サドル判別能研究(進行中):ライダーは固定バイクにのってサドルの違いに気付けるのか。
ベテランライダー達が挑んだが、ほとんどのライダーはサドルの違いに気付けない。一つは通常のサドル(フィジークアンタレス)、もうひとつは穴開きサドル(スペシャライズドローミング)なのにもかかわらず。

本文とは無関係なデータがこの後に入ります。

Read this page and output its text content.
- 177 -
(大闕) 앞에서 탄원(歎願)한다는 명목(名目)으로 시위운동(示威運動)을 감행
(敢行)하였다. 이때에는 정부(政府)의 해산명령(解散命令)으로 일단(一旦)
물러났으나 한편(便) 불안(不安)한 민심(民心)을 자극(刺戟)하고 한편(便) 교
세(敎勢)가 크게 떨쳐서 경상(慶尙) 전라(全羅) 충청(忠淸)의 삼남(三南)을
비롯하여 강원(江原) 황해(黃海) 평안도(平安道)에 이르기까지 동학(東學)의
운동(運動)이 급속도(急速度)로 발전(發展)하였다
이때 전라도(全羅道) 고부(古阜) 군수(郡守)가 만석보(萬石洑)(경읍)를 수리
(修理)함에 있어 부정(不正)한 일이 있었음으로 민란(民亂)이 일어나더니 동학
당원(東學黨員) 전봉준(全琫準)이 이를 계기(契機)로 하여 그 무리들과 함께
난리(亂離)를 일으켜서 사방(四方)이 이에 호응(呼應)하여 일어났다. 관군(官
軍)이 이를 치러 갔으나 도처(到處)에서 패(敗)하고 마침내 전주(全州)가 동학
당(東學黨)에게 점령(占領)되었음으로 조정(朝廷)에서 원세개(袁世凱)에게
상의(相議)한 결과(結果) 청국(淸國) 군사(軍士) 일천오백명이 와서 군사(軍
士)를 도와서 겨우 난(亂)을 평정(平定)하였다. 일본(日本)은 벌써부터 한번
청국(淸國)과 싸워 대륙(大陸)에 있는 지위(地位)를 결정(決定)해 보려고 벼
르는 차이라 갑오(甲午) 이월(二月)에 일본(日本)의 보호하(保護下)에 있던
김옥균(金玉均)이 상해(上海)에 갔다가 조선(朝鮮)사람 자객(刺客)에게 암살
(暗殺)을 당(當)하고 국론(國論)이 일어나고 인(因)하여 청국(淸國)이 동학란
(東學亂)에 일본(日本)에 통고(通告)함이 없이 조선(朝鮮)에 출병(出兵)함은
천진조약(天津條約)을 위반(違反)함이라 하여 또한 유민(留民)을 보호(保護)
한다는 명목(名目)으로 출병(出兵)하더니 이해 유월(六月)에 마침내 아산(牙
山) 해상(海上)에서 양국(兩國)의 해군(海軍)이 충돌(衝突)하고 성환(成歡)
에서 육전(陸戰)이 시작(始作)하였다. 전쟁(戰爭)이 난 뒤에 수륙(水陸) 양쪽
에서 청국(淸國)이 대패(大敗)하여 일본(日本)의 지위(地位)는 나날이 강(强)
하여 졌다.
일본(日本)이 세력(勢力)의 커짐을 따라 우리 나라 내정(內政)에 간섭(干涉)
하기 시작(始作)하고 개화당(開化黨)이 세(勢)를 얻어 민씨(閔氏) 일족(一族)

主題のライダーの快適性研究(進行中):個々人の解剖学的計測(例えば、脚長、骨盤幅、脊柱の柔軟性)がサドルの快適性の指標になるか。
研究者はサドルの不快性と相関する解剖学的要素を特定できると考えている。不快性スケールが使われるだろう、快適性よりも。過去にこのトピックについての研究がないのは不思議。

以上。

まず、2W/kgという出力時だが、L1レベルであり、レース出力での考察は中心となっていない。一般サイクリストが販売対象の多数を占めるので当然なんでしょうが、知りたいのはレース出力時ではどうか、というところ。
ローラー練習でのレスト時に、腕をつっぱって(つっかえ棒みたいに)休んでいるよりも、腕をつっぱらずに体幹で上半身を支えるようにすると自然にケーデンスがあがり出力もあがる。体幹を鍛えておくとレース中により力を温存できる可能性はあると思うがどうだろう。
ハンドル高をあげると、サドルでなくボトムブラケットへの荷重が増えるということは、出力が増すということ?空気抵抗と引き換えにはなるが、ハンドルが高いほうがパワーは稼げる?@zaikouさんにもご指摘いただきましたが、上死点、下死点での荷重が増えているだけで推進力になっていない可能性あり。ペダリングモニターと併用すると面白いデータ取れるか?
また考えつくことがあったら追記します。